Otto ore di solitudine stancano come otto ore di digiuno
La mancanza di contatto sociale può determinare livelli di stanchezza simili a quelli che manifestiamo dopo otto ore di digiuno. Lo mostrano i risultati di un nuovo studio condotto dai ricercatori dell’Università di Vienna, in Austria, e dell’Università di Cambridge, nel Regno Unito, da cui è emerso che otto ore di solitudine possono ridurre le energie e aumentare la fatica tanto quanto stare otto ore senza cibo. Dallo studio, pubblicato sulla rivista Psychological Science, è inoltre emerso che questa risposta è influenzata dai tratti della personalità sociale, per cui le persone che vivono da sole o apprezzano particolarmente le interazioni sociali hanno maggiori probabilità di essere colpite dalla mancanza di compagnia. “Se non mangiamo per un lungo periodo – spiegano gli studiosi – ne consegue una serie di processi biologici che creano una sensazione di desiderio, che conosciamo come fame. Ma come specie sociale, abbiamo anche bisogno di altre persone di sopravvivere”.

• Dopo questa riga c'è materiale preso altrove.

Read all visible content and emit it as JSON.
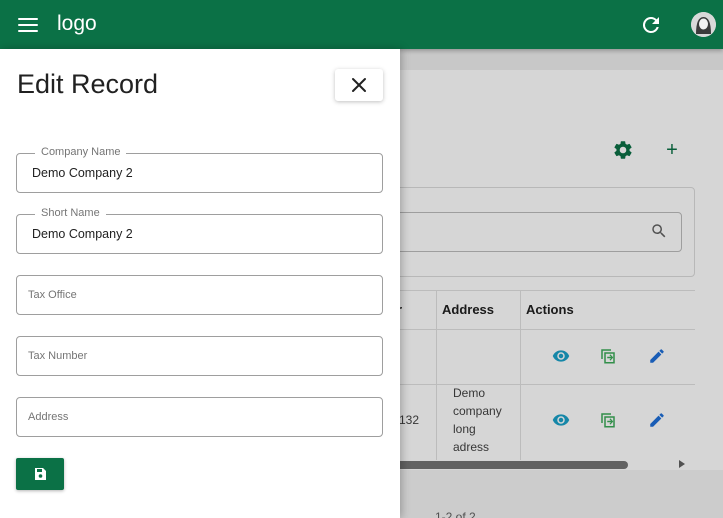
{
  "appbar": {
    "logo": "logo",
    "menu_icon": "menu-icon",
    "refresh_icon": "refresh-icon",
    "avatar_icon": "user-avatar-icon"
  },
  "drawer": {
    "title": "Edit Record",
    "close_icon": "close-icon",
    "fields": [
      {
        "label": "Company Name",
        "value": "Demo Company 2"
      },
      {
        "label": "Short Name",
        "value": "Demo Company 2"
      },
      {
        "placeholder": "Tax Office",
        "value": ""
      },
      {
        "placeholder": "Tax Number",
        "value": ""
      },
      {
        "placeholder": "Address",
        "value": ""
      }
    ],
    "save_icon": "save-icon"
  },
  "background": {
    "toolbar": {
      "settings_icon": "gear-icon",
      "add_label": "+"
    },
    "table": {
      "headers": {
        "partial": "r",
        "address": "Address",
        "actions": "Actions"
      },
      "rows": [
        {
          "partial": "",
          "address": ""
        },
        {
          "partial": "132",
          "address": "Demo company long adress"
        }
      ],
      "action_icons": [
        "eye-icon",
        "copy-icon",
        "pencil-icon"
      ]
    },
    "pager_text": "1-2 of 2"
  },
  "colors": {
    "primary": "#0b7146",
    "view": "#1aa1c9",
    "copy": "#3cab59",
    "edit": "#1e6fd9"
  }
}
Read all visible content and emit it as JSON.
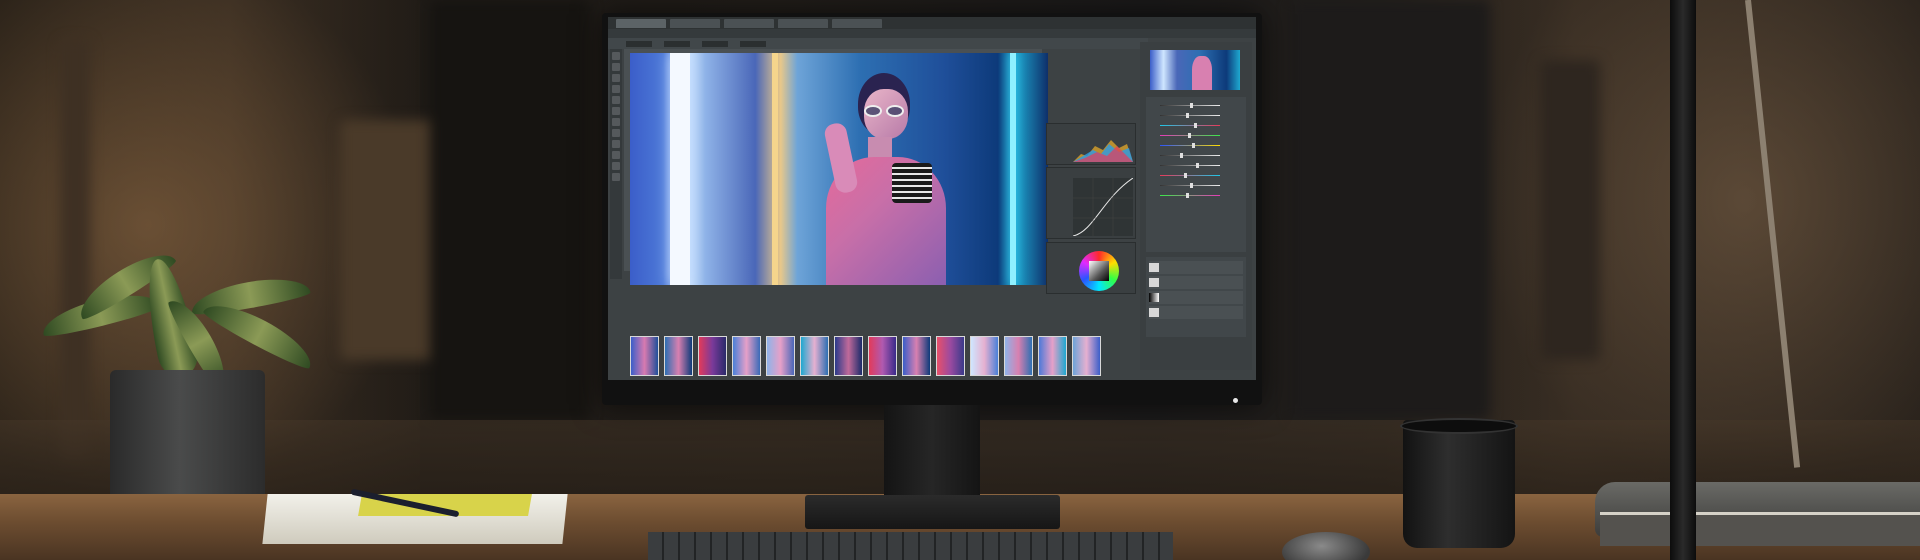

Gli effetti della solitudine sono simili a quelli del digiuno
Precedenti indagini hanno dimostrato che la mancanza di contatto sociale induce una risposta di desiderio paragonabile alla fame, che ci motiva a incontrare gli altri. “La correlata ipotesi di ‘omeostasi sociale’ suggerisce che esista un sistema omeostatico dedicato, che regola autonomamente il nostro bisogno di contatto sociale. Ma sulle risposte psicologiche all’isolamento sociale e su come queste risposte si traducano nell’isolamento sociale che sperimentiamo nella nostra vita quotidiana sappiamo ancora molto poco” hanno evidenziato gli studiosi.
In quest’ambito di ricerca, il team guidato dalla professoressa Giorgia Silani dell’Università di Vienna, ha quindi deciso di fare luce sugli effetti dell’isolamento sociale, utilizzando una metodologia comparabile in due fasi, la prima di laboratorio e la seconda in un contesto di vita reale, sfruttando le circostanze legate al lockdown del Covid. Nella prima fase, un totale 30 donne adulte sono state seguite in un test di laboratorio in tre giorni sperati, trascorrendo 8 ore senza alcun contatto sociale, o senza cibo, o senza contatto sociale e senza cibo. Durante il test, ciascuna partecipante ha indicato il proprio livello di stress, l’umore e l’affaticamento, mentre le risposte fisiologiche allo stress, come la frequenza cardiaca e il cortisolo, sono state registrate dagli scienziati.
Per convalidare i risultati dello studio di laboratorio, gli esiti sono stati quindi confrontati con le misurazioni ottenute nello studio condotto durante il lockdown in Austria e Italia, nella primavera del 2020, coinvolgendo 87 adulti, di cui 47 donne.
“Nello studio di laboratorio – hanno affermato i co-autori principali della ricerca, Ana Stijovic e Paul Forbes dell’Università di Vienna – abbiamo rilevato profonde somiglianze tra l’isolamento sociale e la privazione del cibo. Entrambi gli stati hanno indotto una diminuzione dell’energia e un aumento della fatica, il che è sorprendente dato che la privazione del cibo ci fa letteralmente perdere energia, mentre l’isolamento sociale no”.
Questo risultato è ulteriormente stato supportato dal confronto con i dati ottenuti durante la prima fase della pandemia. Nello specifico, i partecipanti allo studio che hanno trascorso il lockdown da soli e che erano generalmente più socievoli hanno riportato anche una minore energia nei giorni trascorsi in isolamento, rispetto ai giorni in cui avevano interazioni sociali.
Secondo gli studiosi, la riduzione dell’energia può essere una parte della nostra risposta omeostatica alla mancanza di contatto sociale e un potenziale precursore di alcuni effetti più dannosi dell’isolamento sociale a lungo termine. “È noto che la solitudine e la fatica a lungo termine siano correlate, ma sappiamo poco dei meccanismi immediati che sono alla base di questo legame – ha aggiunto Silani – . L’aver visto questo effetto anche dopo un breve periodo di isolamento sociale suggerisce che la bassa energia possa essere una risposta adattativa ‘omeostatica sociale’ che, a lungo andare, può diventare disadattativa”.
Lo studio ha anche rilevato che i fattori contestuali e di personalità modulano l’effetto dell’isolamento sociale sulla fatica. “Pertanto – hanno concluso i ricercatori – studi futuri dovranno identificare le persone maggiormente a rischio per gli effetti dell’isolamento”.